Na volta para a casa, todas as noites, ela passava pelos
jardins do vizinho, admirando as árvores compridas e cheias, contando um pouco
da vida de quem vivia ali.
Em seu próprio jardim, o vazio. Esse mesmo que
tomava conta também da cozinha, da sala e da cama. Ele insistia em continuar
vivendo ali. Mas ESTAR ali era uma coisa que, ambos sabiam, já não era
possível.
O silêncio envolvia a casa toda. Por erro de cálculo, às
vezes, os olhares se cruzavam e a sensação de estranheza avisava do perigo eminente.
Os porta-retratos agora pareciam guardar imagens alheias.
Olhá-los era uma tortura pela qual nenhum dos dois se atrevia a passar. Mas a
cada passagem pela casa, eles lhes lembravam de um tempo que fazia questão de
insistir em doer.
O relógio, antes não notado, ofuscado e oprimido em
meio aos sorrisos, agora marcava os segundos com uma dura precisão. A cada
batida, a certeza de que tudo que foi, não volta mais.
Os dias corriam enquanto os dois assistiam à vida esvair-se
pelos vãos.
Tantos desejos ...
Tantos desejos ...
Ela tinha medo de perguntar-se em voz alta, e era óbvio que
ele também. Por isso, a ausência da palavra. "Aquilo que não é dito, ainda não é
de verdade", pensavam os dois juntos, mas separados.

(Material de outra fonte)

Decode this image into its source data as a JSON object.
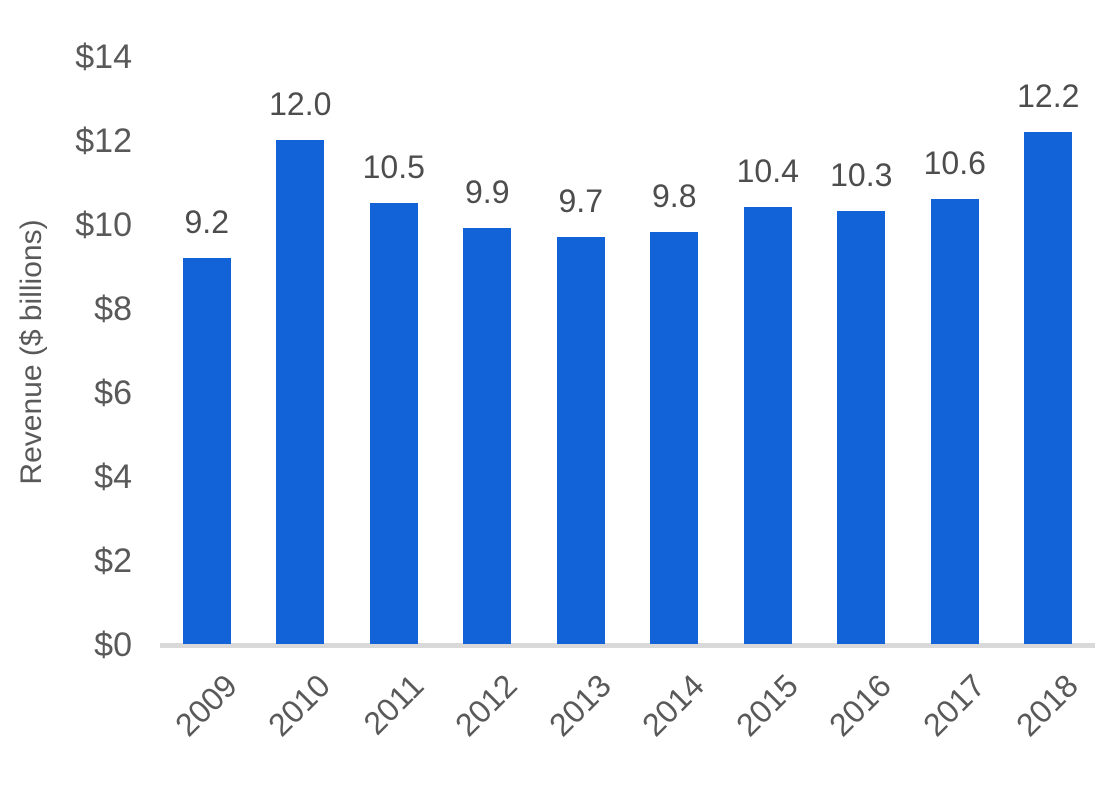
{
  "chart_data": {
    "type": "bar",
    "title": "",
    "xlabel": "",
    "ylabel": "Revenue ($ billions)",
    "categories": [
      "2009",
      "2010",
      "2011",
      "2012",
      "2013",
      "2014",
      "2015",
      "2016",
      "2017",
      "2018"
    ],
    "values": [
      9.2,
      12.0,
      10.5,
      9.9,
      9.7,
      9.8,
      10.4,
      10.3,
      10.6,
      12.2
    ],
    "data_labels": [
      "9.2",
      "12.0",
      "10.5",
      "9.9",
      "9.7",
      "9.8",
      "10.4",
      "10.3",
      "10.6",
      "12.2"
    ],
    "ylim": [
      0,
      14
    ],
    "ytick_labels": [
      "$0",
      "$2",
      "$4",
      "$6",
      "$8",
      "$10",
      "$12",
      "$14"
    ],
    "grid": false,
    "legend": false,
    "colors": {
      "bar": "#1262d8",
      "axis_line": "#d9d9d9",
      "tick_label": "#595959",
      "data_label": "#4d4d4d",
      "axis_title": "#595959"
    }
  }
}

“O que é que ainda nos mantém aqui?”
“O que é que ainda nos mantém aqui?”
O fio que entrelaça as pessoas tem muitos nomes. Frágil ou não,
ele sabe como amarrar-se indefinidamente, até que alguém puxe uma das pontas. Ambos
sabiam que não puxariam, não poderiam.
A casa, antes membro do triângulo perfeito, agora
desmontava-se em partes dolorosamente esquecidas.
Tudo que era óbvio se foi.
Tudo que era óbvio se foi.
“É preciso revestir-se de vida ou a vida periga morrer no
silêncio”, ela pensava, enquanto olhava o mar.